Without doubt this election is one of the most strangest. In the middle of a pandemic and economic recession a billionaire driven by ego more than ideology, a maverick populist anti-immigrant racist and economic nationalist who embarrasses the U.S. political establishment and drives the world diplomats into near panic, a far-right figure, may still win in November’s election.
The plain fact is that the voting base of the Republican Party is far more motivated by their party’s politics than the Democratic Party’s voters are with theirs. This reality is not often openly discussed. The Republican party is rock-solid among white voters in the South and the religious right. The Republicans at national and state levels are able to deliver important parts of the hard-right agenda, with huge roll-backs in immigrant rights; vast expansion of military spending; restrictions on reproductive freedom; imposing ever-more-brutal requirements on people receiving ever-shrinking welfare benefits. Under Trump environmental destruction has become almost a civic duty. All this in addition to tax cuts for the wealthy, welfare for the corporations and maintaining anti-union policies. The result is fairly predictable: The Republicans turns out to vote in large numbers.
But whether a Republican administration or Democrat, both have a mission; U.S. world domination, driven not only by crude material and strategic interests but also by a quasi-messianic ideology, fraught with extreme danger for our society and for the planet; but like it or not, it is a mission that generates unity and team spirit among Americans.
The Democratic Party also remains a party ultimately responsible to and funded by big corporate capital, continually forced to betray and demoralize the very working class. The DNC is firmly in control and the idea that a progressive wing of the party is going to shift it left-wards is fantasy.
The Democrats are focusing on Trump as a supposedly “fascist” threat. Biden, the candidate of Wall Street, inspires hardly anyone. His hegemony over the party machine is based mainly on seniority. Biden is rather vulnerable and far from exciting candidate, at a time when the party’s young, working class non-white voting base are angry and eager for real change. Nevertheless, his election in November is not certain but probable, primarily due to the fact of him being the only solidly “reliable” bourgeois politician who cynically seeks mainstream Republican votes by watering down his own party’s agenda.

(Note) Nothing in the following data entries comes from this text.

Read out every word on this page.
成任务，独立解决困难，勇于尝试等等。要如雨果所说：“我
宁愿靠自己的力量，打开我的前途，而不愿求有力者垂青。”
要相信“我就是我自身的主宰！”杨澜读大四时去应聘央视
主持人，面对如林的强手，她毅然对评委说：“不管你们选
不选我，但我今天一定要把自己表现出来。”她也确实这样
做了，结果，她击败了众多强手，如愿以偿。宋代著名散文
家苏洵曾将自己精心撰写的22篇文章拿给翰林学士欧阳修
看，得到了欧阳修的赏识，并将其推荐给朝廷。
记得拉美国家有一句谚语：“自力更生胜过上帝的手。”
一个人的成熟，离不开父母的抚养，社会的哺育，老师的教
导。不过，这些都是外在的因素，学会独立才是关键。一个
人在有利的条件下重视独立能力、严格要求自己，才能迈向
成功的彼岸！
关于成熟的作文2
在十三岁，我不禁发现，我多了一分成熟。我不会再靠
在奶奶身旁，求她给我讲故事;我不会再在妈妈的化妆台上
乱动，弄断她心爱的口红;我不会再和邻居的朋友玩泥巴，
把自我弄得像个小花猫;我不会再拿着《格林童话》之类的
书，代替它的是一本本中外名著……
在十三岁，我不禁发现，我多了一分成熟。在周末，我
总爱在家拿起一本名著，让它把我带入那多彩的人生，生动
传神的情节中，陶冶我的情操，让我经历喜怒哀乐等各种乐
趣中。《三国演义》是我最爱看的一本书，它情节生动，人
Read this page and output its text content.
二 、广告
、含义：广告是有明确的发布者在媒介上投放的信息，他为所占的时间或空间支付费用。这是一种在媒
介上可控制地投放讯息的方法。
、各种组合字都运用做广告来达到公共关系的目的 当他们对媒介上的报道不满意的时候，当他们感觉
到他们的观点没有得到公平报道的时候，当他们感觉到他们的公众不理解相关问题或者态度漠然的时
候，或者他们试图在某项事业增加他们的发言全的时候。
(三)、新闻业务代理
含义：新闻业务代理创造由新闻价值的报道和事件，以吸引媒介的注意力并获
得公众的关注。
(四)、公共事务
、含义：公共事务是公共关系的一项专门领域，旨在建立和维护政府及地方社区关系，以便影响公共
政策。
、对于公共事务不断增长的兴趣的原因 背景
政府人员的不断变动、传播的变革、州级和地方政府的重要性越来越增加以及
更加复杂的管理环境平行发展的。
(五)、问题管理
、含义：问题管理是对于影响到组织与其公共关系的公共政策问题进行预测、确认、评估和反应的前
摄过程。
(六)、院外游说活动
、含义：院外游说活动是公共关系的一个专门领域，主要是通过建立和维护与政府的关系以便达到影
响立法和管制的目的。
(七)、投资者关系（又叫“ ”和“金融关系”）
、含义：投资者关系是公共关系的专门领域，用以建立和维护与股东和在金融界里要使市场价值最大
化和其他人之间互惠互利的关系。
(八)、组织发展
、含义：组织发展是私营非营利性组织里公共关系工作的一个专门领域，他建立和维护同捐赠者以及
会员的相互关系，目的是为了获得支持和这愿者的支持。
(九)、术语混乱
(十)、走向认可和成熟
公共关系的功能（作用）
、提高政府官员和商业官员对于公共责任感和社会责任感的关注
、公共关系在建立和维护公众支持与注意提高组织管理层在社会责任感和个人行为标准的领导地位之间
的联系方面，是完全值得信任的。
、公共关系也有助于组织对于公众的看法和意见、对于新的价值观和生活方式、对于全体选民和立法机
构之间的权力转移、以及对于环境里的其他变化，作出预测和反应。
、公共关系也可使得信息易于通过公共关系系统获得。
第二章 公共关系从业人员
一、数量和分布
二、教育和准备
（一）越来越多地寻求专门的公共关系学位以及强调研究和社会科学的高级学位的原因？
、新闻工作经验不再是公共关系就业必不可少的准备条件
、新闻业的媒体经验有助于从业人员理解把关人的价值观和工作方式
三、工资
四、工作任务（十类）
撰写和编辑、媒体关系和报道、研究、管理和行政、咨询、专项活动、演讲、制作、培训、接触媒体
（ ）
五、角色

It’s clear that there’s a desire and commitment among grassroots organizers to keep the Sandernista movement going but the Democratic Party apparatchiks absolutely will not allow it to become the vehicle for anything resembling “democratic socialism,” let alone the incubator of revived militant labor or social movements.
Socialism is not about saving social security and making billionaires pay taxes. It is a political and social revolution to change the fundamental structures of production and property, and to get at the roots of racial oppression. Mass action in the streets can get results but it doesn’t bring political power.
The most critical issues facing human life on the planet have generally not been discussed — and when they are, the “solutions” proposed are the wrong ones. Climate change and carbon-emission doesn’t conform to the political cycle. The electoral debate has mostly been around a false and distorted set of arguments about identity gesture politics, posed in such a way, of course that the questions have no answers.
Underlying the hysteria of the U.S. election are the insecurities that people live with every day, and the reality that these are not experienced at all evenly. The brutality that African-Americans face includes kids getting shot by police, persistent massive structural unemployment, home foreclosures and evictions, the destruction of public education, and the resulting endemic violence that kills young people by the thousands, swells for-profit prisons and cripples whole communities. Hispanic communities fear the terror of immigration raids that rip families apart. Muslims are subjected to harassment. Those are not fears that afflict most white Americans.
Yet what about the insecurities that do face tens of millions of working-class people — both white and people of color? Yes, they exist and are very real indeed. Millions still go without health care, and if Republicans in state houses and Congress get their way, many millions more would lose what they’ve gained under Obamacare and expanded Medicare programs. Job insecurity is rampant with the near-collapse of the economy and weakened labor unions. Stress to make ends meet in a low-wage economy with a growing precarious gig uber job sector is as much of a killer as COVID-19.
The electorate is bombarded with drivel about trickle-down economics and job-creation all based on the rich paying less tax, while military spending is massively raised. The most serious issues facing our society and the world aren’t being raised in this presidential campaign of the capitalist parties. For the mostly African-American and mostly young folk there’s no business as usual.